On March 30, aluminum quotations on the London Metal Exchange rose sharply by about 6%, approaching the level of $3500 per ton. This marked the strongest one-day rise since 2022, writes Bloomberg. At the same time, shares of producers rose in price: Australian South32 and Aluminum Corporation of China showed significant growth on the stock markets.
The reason for the jump was the reports about the damage of the largest enterprises of the region. Emirates Global Aluminium said serious damage was reported at its Abu Dhabi facility, while Aluminium Bahrain began assessing the impact of the attacks. The Islamic Revolutionary Guard Corps confirmed responsibility for the strikes, calling them part of a retaliatory strike.
The situation is complicated by the blockage of the Strait of Hormuz, through which key raw materials such as bauxite and alumina are supplied. Without these supplies, the region’s aluminum smelters are effectively unable to maintain production. Some companies are already cutting capacity: Qatar’s Qatalum has reduced output by 40%, and a number of smelters in Bahrain have also announced partial shutdowns.

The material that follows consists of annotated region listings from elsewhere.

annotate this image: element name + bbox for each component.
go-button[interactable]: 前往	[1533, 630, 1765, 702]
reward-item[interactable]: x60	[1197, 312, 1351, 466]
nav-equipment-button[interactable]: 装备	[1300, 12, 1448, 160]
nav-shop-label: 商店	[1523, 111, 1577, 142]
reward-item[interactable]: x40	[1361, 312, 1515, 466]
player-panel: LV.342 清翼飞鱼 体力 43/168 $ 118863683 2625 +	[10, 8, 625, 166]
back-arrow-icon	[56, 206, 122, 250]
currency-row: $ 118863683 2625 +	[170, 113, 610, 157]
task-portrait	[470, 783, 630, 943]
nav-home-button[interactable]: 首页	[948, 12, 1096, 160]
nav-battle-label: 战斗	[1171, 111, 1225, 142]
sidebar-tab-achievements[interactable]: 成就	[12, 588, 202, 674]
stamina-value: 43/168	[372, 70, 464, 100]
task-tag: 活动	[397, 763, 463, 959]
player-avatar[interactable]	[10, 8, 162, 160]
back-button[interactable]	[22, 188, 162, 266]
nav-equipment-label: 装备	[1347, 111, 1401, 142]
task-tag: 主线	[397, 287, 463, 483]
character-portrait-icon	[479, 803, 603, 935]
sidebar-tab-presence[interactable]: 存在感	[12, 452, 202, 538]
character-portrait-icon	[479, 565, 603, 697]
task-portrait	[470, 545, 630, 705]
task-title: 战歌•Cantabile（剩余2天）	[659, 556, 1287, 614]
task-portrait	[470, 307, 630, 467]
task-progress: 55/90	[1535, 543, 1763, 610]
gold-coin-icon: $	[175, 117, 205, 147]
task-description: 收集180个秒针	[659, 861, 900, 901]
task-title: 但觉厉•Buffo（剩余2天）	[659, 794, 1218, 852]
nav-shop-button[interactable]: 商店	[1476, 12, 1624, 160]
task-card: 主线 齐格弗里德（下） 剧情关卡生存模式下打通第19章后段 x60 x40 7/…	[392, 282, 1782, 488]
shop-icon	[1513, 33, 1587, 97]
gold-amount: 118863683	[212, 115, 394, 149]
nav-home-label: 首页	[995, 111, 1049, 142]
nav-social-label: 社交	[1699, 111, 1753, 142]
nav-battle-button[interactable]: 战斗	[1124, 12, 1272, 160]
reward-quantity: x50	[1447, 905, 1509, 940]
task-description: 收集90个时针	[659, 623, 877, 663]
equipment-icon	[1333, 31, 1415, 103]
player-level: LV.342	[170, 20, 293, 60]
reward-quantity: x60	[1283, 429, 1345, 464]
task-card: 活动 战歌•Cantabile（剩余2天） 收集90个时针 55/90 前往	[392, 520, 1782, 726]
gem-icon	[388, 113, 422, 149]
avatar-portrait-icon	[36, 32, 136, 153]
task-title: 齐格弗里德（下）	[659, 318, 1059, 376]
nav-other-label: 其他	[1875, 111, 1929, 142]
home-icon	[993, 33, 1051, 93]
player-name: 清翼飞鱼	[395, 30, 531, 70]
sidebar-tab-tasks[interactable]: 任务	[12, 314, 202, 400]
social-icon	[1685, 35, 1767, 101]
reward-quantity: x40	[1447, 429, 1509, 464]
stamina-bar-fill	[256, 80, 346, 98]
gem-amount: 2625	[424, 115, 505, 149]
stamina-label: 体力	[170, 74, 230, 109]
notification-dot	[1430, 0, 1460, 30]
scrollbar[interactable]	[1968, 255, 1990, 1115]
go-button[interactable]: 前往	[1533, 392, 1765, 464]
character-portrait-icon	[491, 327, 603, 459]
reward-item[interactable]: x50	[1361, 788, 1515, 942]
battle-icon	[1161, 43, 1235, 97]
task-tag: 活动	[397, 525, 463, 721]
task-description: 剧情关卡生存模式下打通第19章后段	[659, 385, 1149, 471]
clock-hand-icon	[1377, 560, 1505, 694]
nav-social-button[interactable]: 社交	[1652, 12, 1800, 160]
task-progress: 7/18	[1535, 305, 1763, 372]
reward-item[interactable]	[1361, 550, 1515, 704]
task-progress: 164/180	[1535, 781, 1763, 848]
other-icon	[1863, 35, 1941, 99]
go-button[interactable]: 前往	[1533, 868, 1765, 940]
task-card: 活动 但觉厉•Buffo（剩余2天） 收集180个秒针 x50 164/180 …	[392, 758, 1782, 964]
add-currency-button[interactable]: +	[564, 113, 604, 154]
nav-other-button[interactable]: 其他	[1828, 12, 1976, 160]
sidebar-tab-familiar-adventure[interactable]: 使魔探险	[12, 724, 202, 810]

Analysts warn that if restrictions remain in place, prices could exceed the historical high of more than $4,000 per ton in 2022. Goldman Sachs estimates that as early as the second quarter of 2026, the global market may face a shortage of about 900 thousand tons of aluminum.
Aluminum remains a strategically important metal for aviation, automotive, energy and defense industries. Therefore, the current crisis risks affecting global supply chains and increasing pressure on industry worldwide.